Refus de l’élargissement du périmètre des franchises médicales. Evacué aussi du projet de loi lors de l’examen à l’Assemblée nationale : l’extension à l’article 18 des franchises médicales aux consultations chez le dentiste et aux dispositifs médicaux, comme les prothèses, les lunettes, ou encore les pansements. Le doublement du reste à charge pour les patients, les franchises et participations, relève du pouvoir réglementaire et ne figure pas dans le projet de loi.
L’obligation de vaccination contre la grippe retoquée. Les députés ont aussi été majoritaires pour s’opposer à l’article qui posait une base légale à une obligation vaccinale contre la grippe pour les résidents d’Ehpad et pour certains soignants (sous réserve d’une recommandation de la Haute autorité de santé). Le Rassemblement national et La France insoumise ont voté contre.

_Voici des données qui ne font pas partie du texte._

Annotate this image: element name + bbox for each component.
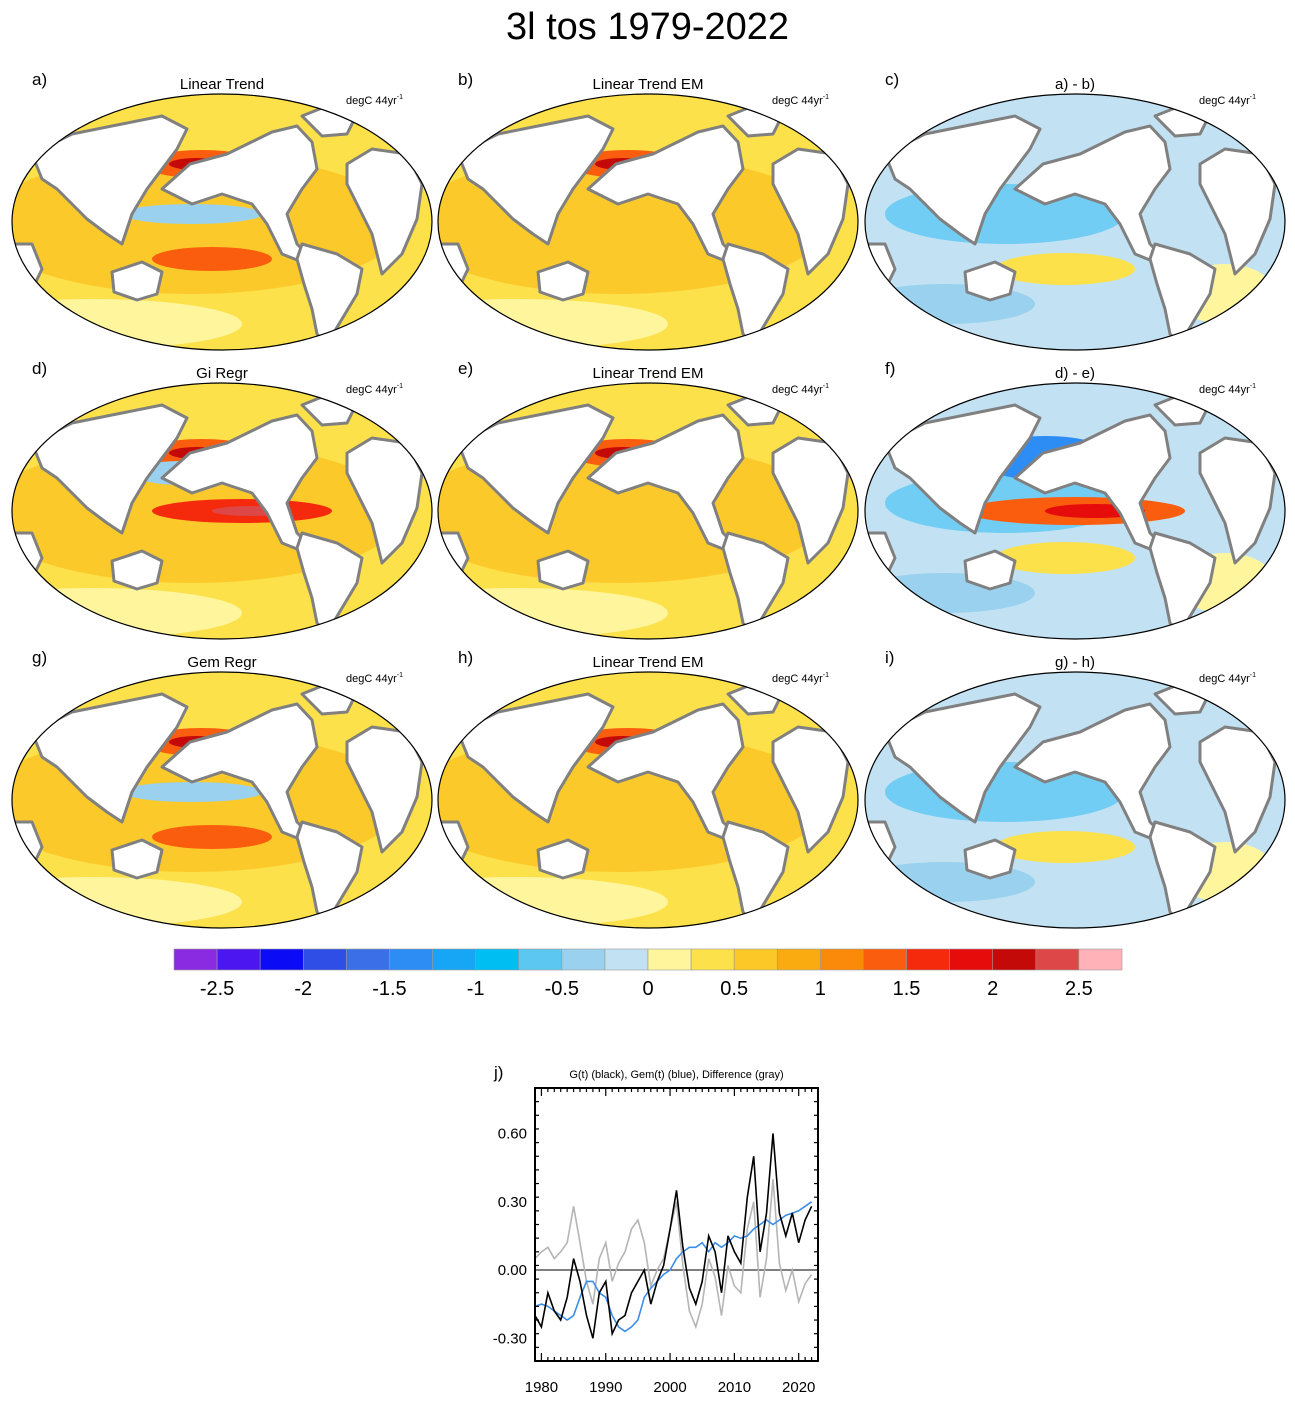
colorbar-box — [992, 948, 1037, 971]
panel-units: degC 44yr-1 — [772, 94, 829, 107]
panel-units: degC 44yr-1 — [1199, 672, 1256, 685]
panel-units-superscript: -1 — [823, 94, 829, 101]
map-panel: e) Linear Trend EM degC 44yr-1 — [437, 359, 859, 640]
colorbar-box — [690, 948, 735, 971]
panel-units-superscript: -1 — [1250, 94, 1256, 101]
panel-letter: h) — [458, 648, 473, 667]
panel-title: g) - h) — [1055, 654, 1095, 671]
colorbar-tick-label: 1.5 — [893, 978, 921, 1000]
colorbar-box — [561, 948, 606, 971]
panel-letter: f) — [885, 359, 895, 378]
x-tick-label: 1990 — [589, 1379, 622, 1396]
page-title: 3l tos 1979-2022 — [505, 6, 790, 48]
timeseries-chart: 1980 1990 2000 2010 2020 -0.30 0.00 0.30 0.60 j) G… — [493, 1063, 819, 1396]
map-panel: c) a) - b) degC 44yr-1 — [864, 70, 1286, 351]
panel-letter: a) — [32, 70, 47, 89]
panel-units: degC 44yr-1 — [346, 94, 403, 107]
panel-units-superscript: -1 — [397, 672, 403, 679]
panel-letter: d) — [32, 359, 47, 378]
colorbar-box — [949, 948, 994, 971]
panel-title: Linear Trend — [180, 76, 264, 93]
colorbar: -2.5 -2 -1.5 -1 -0.5 0 0.5 1 1.5 2 2.5 — [173, 948, 1123, 1000]
map-panel: a) Linear Trend degC 44yr-1 — [11, 70, 433, 351]
panel-units-superscript: -1 — [823, 383, 829, 390]
colorbar-box — [173, 948, 218, 971]
colorbar-box — [906, 948, 950, 971]
y-tick-label: 0.00 — [498, 1262, 527, 1279]
panel-units-superscript: -1 — [1250, 383, 1256, 390]
series-line — [534, 1178, 813, 1330]
map-panel: b) Linear Trend EM degC 44yr-1 — [437, 70, 859, 351]
panel-letter: i) — [885, 648, 894, 667]
colorbar-tick-label: 2.5 — [1065, 978, 1093, 1000]
panel-letter: j) — [493, 1063, 503, 1082]
colorbar-tick-label: -0.5 — [545, 978, 579, 1000]
colorbar-tick-label: 0.5 — [720, 978, 748, 1000]
map-panel: i) g) - h) degC 44yr-1 — [864, 648, 1286, 929]
colorbar-tick-label: -2 — [294, 978, 312, 1000]
colorbar-box — [1078, 948, 1123, 971]
map-panel: g) Gem Regr degC 44yr-1 — [11, 648, 433, 929]
panel-title: Linear Trend EM — [593, 654, 704, 671]
panel-letter: b) — [458, 70, 473, 89]
panel-units: degC 44yr-1 — [1199, 383, 1256, 396]
colorbar-box — [820, 948, 864, 971]
colorbar-box — [733, 948, 778, 971]
colorbar-box — [518, 948, 563, 971]
y-tick-label: -0.30 — [493, 1330, 527, 1347]
colorbar-box — [647, 948, 692, 971]
colorbar-box — [475, 948, 520, 971]
colorbar-tick-label: 0 — [642, 978, 653, 1000]
panel-units: degC 44yr-1 — [772, 672, 829, 685]
panel-units-superscript: -1 — [397, 94, 403, 101]
panel-letter: g) — [32, 648, 47, 667]
colorbar-tick-label: 1 — [815, 978, 826, 1000]
x-tick-label: 2010 — [718, 1379, 751, 1396]
x-tick-label: 2020 — [782, 1379, 815, 1396]
x-tick-label: 1980 — [525, 1379, 558, 1396]
colorbar-tick-label: -2.5 — [200, 978, 234, 1000]
panel-title: a) - b) — [1055, 76, 1095, 93]
panel-letter: c) — [885, 70, 899, 89]
panel-title: Linear Trend EM — [593, 76, 704, 93]
y-tick-label: 0.60 — [498, 1126, 527, 1143]
colorbar-tick-label: -1.5 — [372, 978, 406, 1000]
panel-title: Gi Regr — [196, 365, 248, 382]
map-panel: f) d) - e) degC 44yr-1 — [864, 359, 1286, 640]
panel-units: degC 44yr-1 — [772, 383, 829, 396]
panel-units: degC 44yr-1 — [346, 383, 403, 396]
colorbar-box — [1035, 948, 1080, 971]
panel-units: degC 44yr-1 — [1199, 94, 1256, 107]
y-tick-label: 0.30 — [498, 1194, 527, 1211]
colorbar-box — [863, 948, 907, 971]
colorbar-box — [216, 948, 261, 971]
panel-units: degC 44yr-1 — [346, 672, 403, 685]
colorbar-box — [259, 948, 304, 971]
panel-title: d) - e) — [1055, 365, 1095, 382]
colorbar-box — [604, 948, 649, 971]
map-panel: d) Gi Regr degC 44yr-1 — [11, 359, 433, 640]
panel-title: Gem Regr — [187, 654, 256, 671]
series-line — [534, 1133, 813, 1339]
panel-letter: e) — [458, 359, 473, 378]
colorbar-tick-label: 2 — [987, 978, 998, 1000]
colorbar-box — [432, 948, 476, 971]
chart-title: G(t) (black), Gem(t) (blue), Difference … — [569, 1069, 783, 1081]
colorbar-box — [302, 948, 347, 971]
colorbar-box — [346, 948, 390, 971]
panel-units-superscript: -1 — [397, 383, 403, 390]
colorbar-box — [776, 948, 821, 971]
panel-units-superscript: -1 — [1250, 672, 1256, 679]
colorbar-tick-label: -1 — [467, 978, 485, 1000]
x-tick-label: 2000 — [653, 1379, 686, 1396]
panel-units-superscript: -1 — [823, 672, 829, 679]
colorbar-box — [389, 948, 433, 971]
panel-title: Linear Trend EM — [593, 365, 704, 382]
map-panel: h) Linear Trend EM degC 44yr-1 — [437, 648, 859, 929]
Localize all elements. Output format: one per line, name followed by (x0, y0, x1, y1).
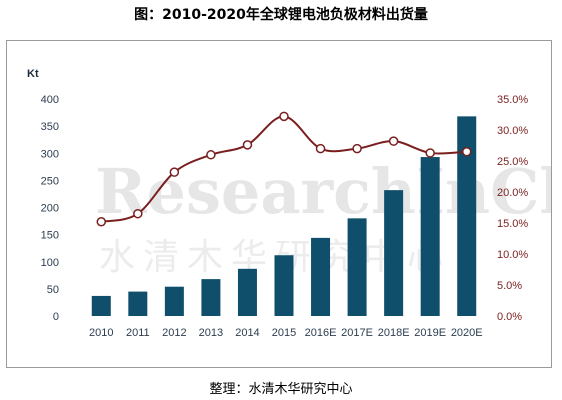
y2-tick-label: 15.0% (497, 218, 528, 230)
line-point (96, 217, 107, 227)
combo-chart: ResearchInChina 水清木华研究中心 Kt 050100150200… (27, 68, 551, 339)
y-tick-label: 50 (47, 284, 59, 296)
bar (274, 255, 294, 316)
bar (164, 286, 184, 316)
x-tick-label: 2018E (378, 327, 410, 339)
y2-tick-label: 35.0% (497, 94, 528, 106)
y2-tick-label: 5.0% (497, 280, 522, 292)
line-point (206, 150, 216, 160)
line-series (96, 111, 472, 227)
y-tick-label: 0 (53, 311, 59, 323)
line-point (461, 146, 472, 157)
line-point (352, 143, 362, 154)
bar (201, 279, 221, 316)
x-axis: 2010 2011 2012 2013 2014 2015 2016E 2017E 2018E 2… (89, 327, 483, 339)
y2-tick-label: 25.0% (497, 156, 528, 168)
y-tick-label: 200 (41, 203, 59, 215)
line-point (425, 148, 435, 158)
x-tick-label: 2010 (89, 327, 113, 339)
bar (347, 218, 367, 316)
bar (420, 157, 440, 316)
y-axis-right: 0.0% 5.0% 10.0% 15.0% 20.0% 25.0% 30.0% 35.0% (497, 94, 528, 323)
x-tick-label: 2013 (199, 327, 223, 339)
y-axis-unit: Kt (27, 68, 39, 80)
y-tick-label: 250 (41, 175, 59, 187)
bar (237, 268, 257, 316)
bar (91, 295, 111, 316)
line-point (169, 167, 180, 177)
chart-title: 图：2010-2020年全球锂电池负极材料出货量 (134, 7, 428, 23)
x-tick-label: 2017E (341, 327, 373, 339)
bar (311, 237, 331, 316)
x-tick-label: 2020E (451, 327, 483, 339)
x-tick-label: 2015 (272, 327, 296, 339)
chart-frame: ResearchInChina 水清木华研究中心 Kt 050100150200… (6, 40, 552, 368)
y2-tick-label: 20.0% (497, 187, 528, 199)
y2-tick-label: 0.0% (497, 311, 522, 323)
line-point (388, 136, 399, 146)
x-tick-label: 2016E (305, 327, 337, 339)
y2-tick-label: 10.0% (497, 249, 528, 261)
bar (384, 190, 404, 316)
x-tick-label: 2011 (126, 327, 150, 339)
bar (457, 116, 477, 316)
source-note: 整理：水清木华研究中心 (209, 382, 353, 397)
line-point (279, 111, 289, 122)
watermark-en: ResearchInChina (95, 155, 551, 228)
y-tick-label: 350 (41, 121, 59, 133)
y-tick-label: 300 (41, 148, 59, 160)
line-point (315, 143, 326, 154)
y-tick-label: 100 (41, 257, 59, 269)
bar (128, 291, 148, 316)
y-tick-label: 150 (41, 230, 59, 242)
line-point (242, 140, 253, 150)
y-tick-label: 400 (41, 94, 59, 106)
bar-series (91, 116, 477, 316)
y2-tick-label: 30.0% (497, 125, 528, 137)
x-tick-label: 2012 (162, 327, 186, 339)
y-axis-left: 0 50 100 150 200 250 300 350 400 (41, 94, 59, 323)
x-tick-label: 2014 (235, 327, 259, 339)
line-point (133, 208, 143, 219)
x-tick-label: 2019E (414, 327, 446, 339)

Pas de limitation des dépassements d’honoraires des médecins. Supprimé également, l’article 26 qui prévoyait une cotisation prélevée sur les dépassements d’honoraires et l’activité non conventionnée des professionnels de santé conventionnés. Thibault Bazin (LR), rapporteur général de la commission des affaires sociales a estimé que cet article aurait eu l’effet inverse à celui recherché, à savoir une hausse des tarifs. Il s’est aussi interrogé sur la faisabilité technique de la disposition.